ESPAÑA: Hacia el suicidio demográfico
Me decía hoy en Madrid el periodista canadiense Mark Steyn que España es un caso único en la historia del mundo. En efecto, nunca antes hubo un país ni antes ni en la actualidad con un crecimiento demográfico tan desastroso, actualmente, 1,3 hijos por mujer- gracias a la aportación de los inmigrantes-. En palabras de Steyn, Europa, y más concretamente España, camina hacia el suicidio demográfico.
Por el contrario, las familias de magrebíes, por poner un ejemplo, presentan tasas hasta cinco veces superiores a las de los españoles. En el mundo, Europa es una isla en materia demográfica. En Arabía Saudí una mujer tiene una media de once hijos y en Somalia, de siete.
Las consecuencias están ahí. El punto débil de la economía española es, precisamente, la demografía. En tan sólo tres generaciones, y de seguir así la actual evolución de la población, las personas inmigrantes y sus descendientes serán mayoritarios frente a los oriundos del país.
Es fácil decir que en la tercera generación, ya no serán inmigrantes sino españoles. Y eso será así, por lo menos desde el punto de vista legal. Pero la abismal diferencia que separa la mentalidad musulmana de la de cualquier occidental hará que no se produzca esta integración. El ejemplo, lo tenemos en Francia. La primera y segunda generación han conocido el país de origen o por lo menos, se les ha hablado de él. Conservando sus raíces se sienten algo en el mundo. La tercera generación no. Ésta no ha conocido más que una sociedad que no habrá sido capaz de integrarlos como no se integra el agua y el aceite por más que se la agite. Y la respuesta, al menos en Francia, fue la que fue.

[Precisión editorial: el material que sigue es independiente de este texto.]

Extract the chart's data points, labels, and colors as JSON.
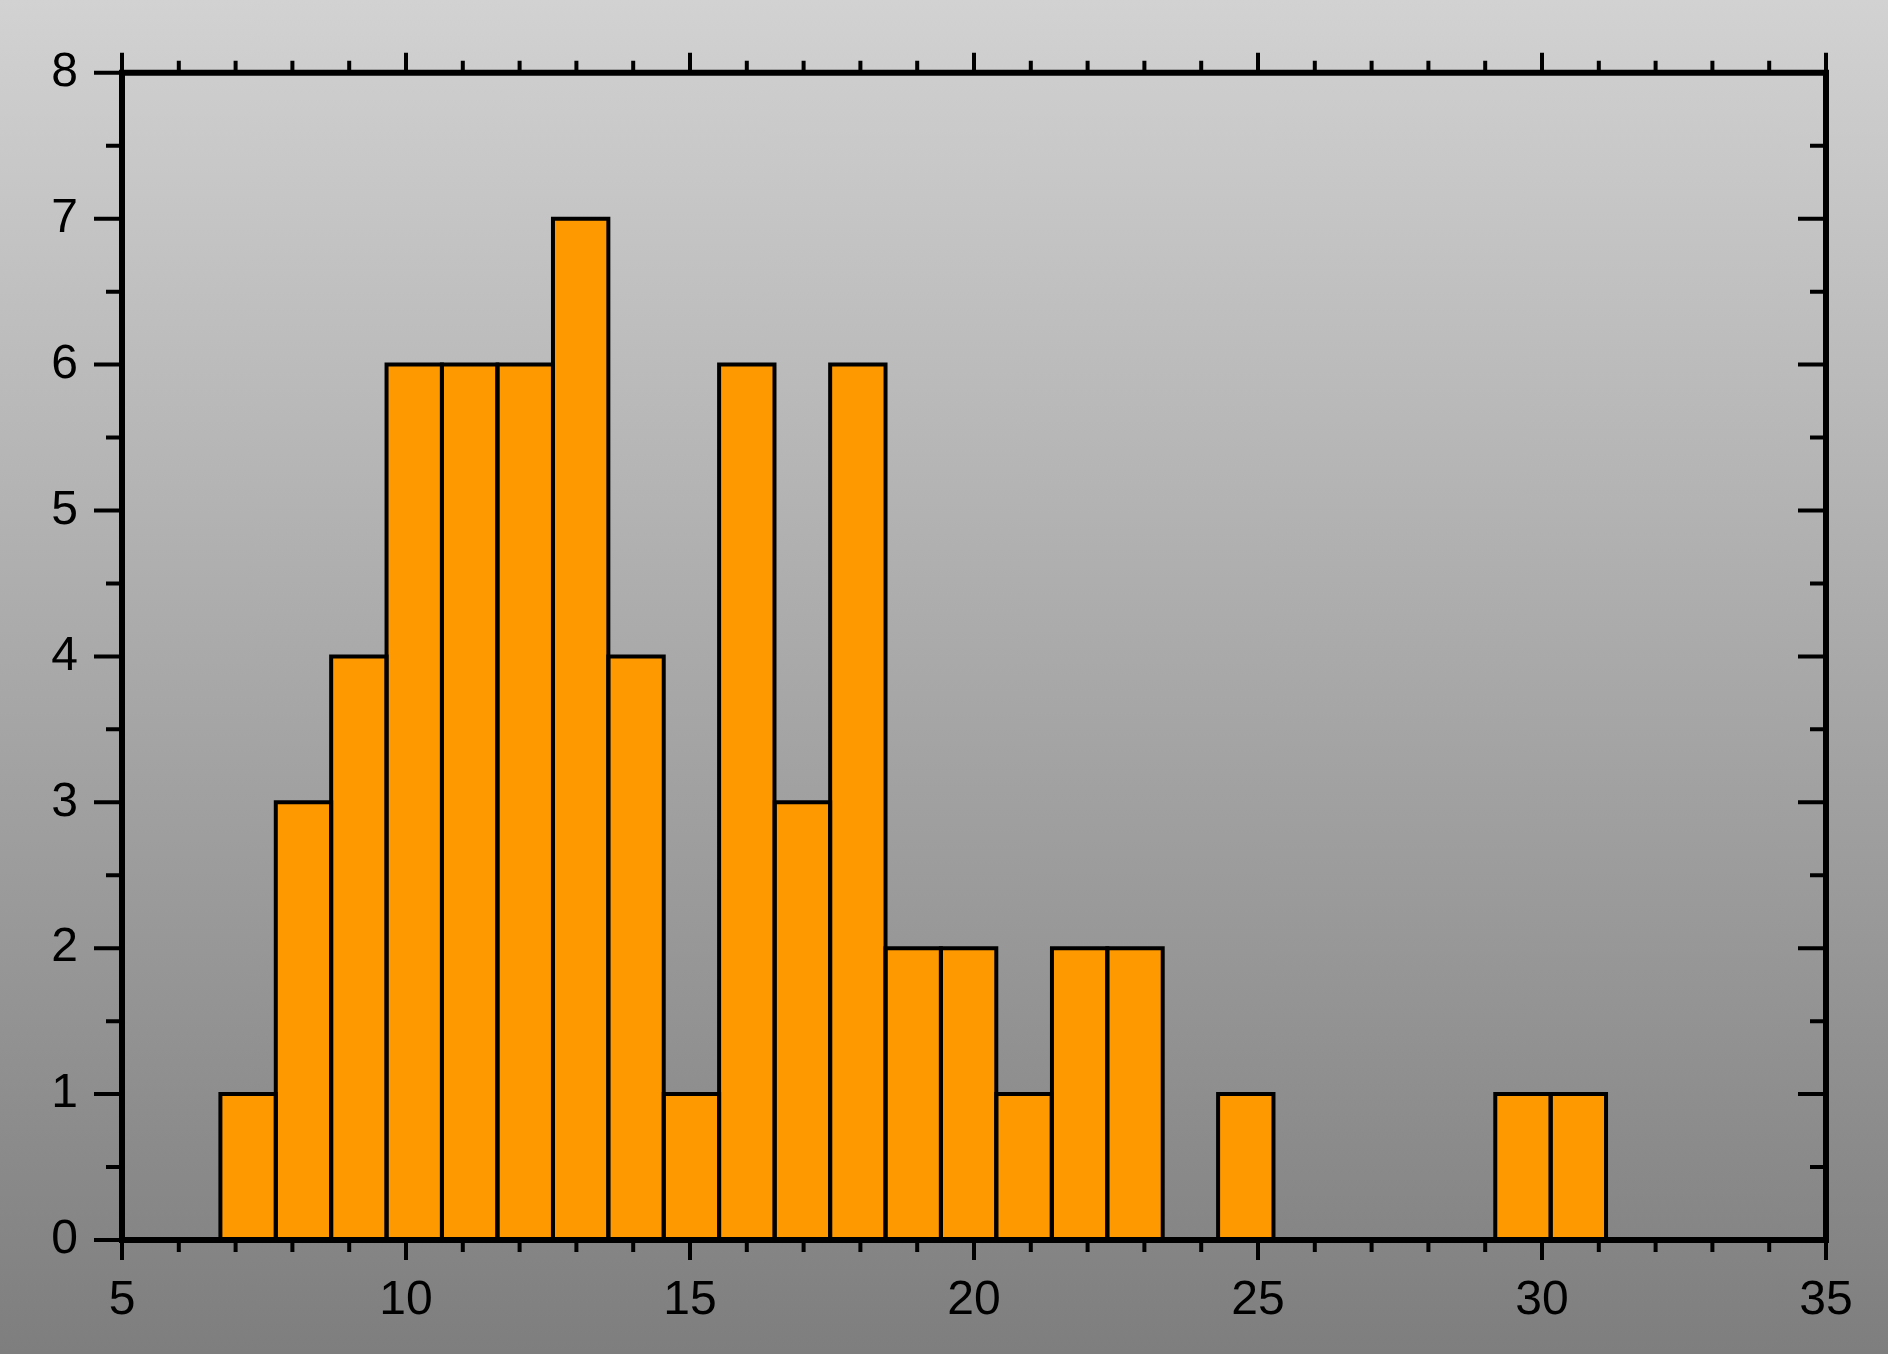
{
  "chart_data": {
    "type": "histogram",
    "bins": [
      6.73,
      7.71,
      8.68,
      9.66,
      10.63,
      11.61,
      12.59,
      13.56,
      14.54,
      15.51,
      16.49,
      17.47,
      18.44,
      19.42,
      20.39,
      21.37,
      22.35,
      23.32,
      24.3,
      25.27,
      26.25,
      27.23,
      28.2,
      29.18,
      30.15,
      31.13
    ],
    "values": [
      1,
      3,
      4,
      6,
      6,
      6,
      7,
      4,
      1,
      6,
      3,
      6,
      2,
      2,
      1,
      2,
      2,
      0,
      1,
      0,
      0,
      0,
      0,
      1,
      1
    ],
    "color": "#ff9900",
    "xlim": [
      5,
      35
    ],
    "xticks": [
      5,
      10,
      15,
      20,
      25,
      30,
      35
    ],
    "ylim": [
      0,
      8
    ],
    "yticks": [
      0,
      1,
      2,
      3,
      4,
      5,
      6,
      7,
      8
    ],
    "grid": false,
    "legend": false
  }
}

La demografía ha sido utilizada como un arma en más de una ocasión. Ha sido utilizada en Chechenia, en la antigua Yugoslavia y actualmente es la llamada "arma de los pobres". Así ocurre en Oriente medio, donde se incita al crecimiento demográfico por los principales líderes palestinos como medio para lucha contra un enemigo, Israel, más poderoso tecnológica, militar y económicamente.
¿Cuál es la solución? Como nos señalaba hoy el antropólogo Mikel Azurmendi, no es otra que la asunción de nuestros valores y de nuestra forma de vida por los inmigrantes, por lo menos en las formas. No es algo teórico. El Presidente Sarkozy lo acaba de aprobar para Francia. Para lograr el arraigo en el país galo se habrá de conocer el francés. No se podrá proceder al reagrupamiento familiar si no se demuestra que se posee un piso (alquiler o compra). Se jurará la Constitución francesa. No habrá discriminación positiva sino igualdad de oportunidades.
Sin embargo, en España, nuestro iluminado Presidente, pendiente del regate en corto y del plazo perentorio, no se entera. La política familiar se reduce a una dádiva desconexa de un verdadero Plan de protección a la familia y se concatena con leyes que promueven la separación de las familias. Se practica la demagogia más descarnada para un electorado ávido de espectáculo y profundamente ignorante, educado bajo un sistema educativo claramente mediocre.
España camina con paso firme hacia el suicidio. En la voluntad de los españoles está el hacer algo para remediarlo. Es eso o acabar como país en tres generaciones.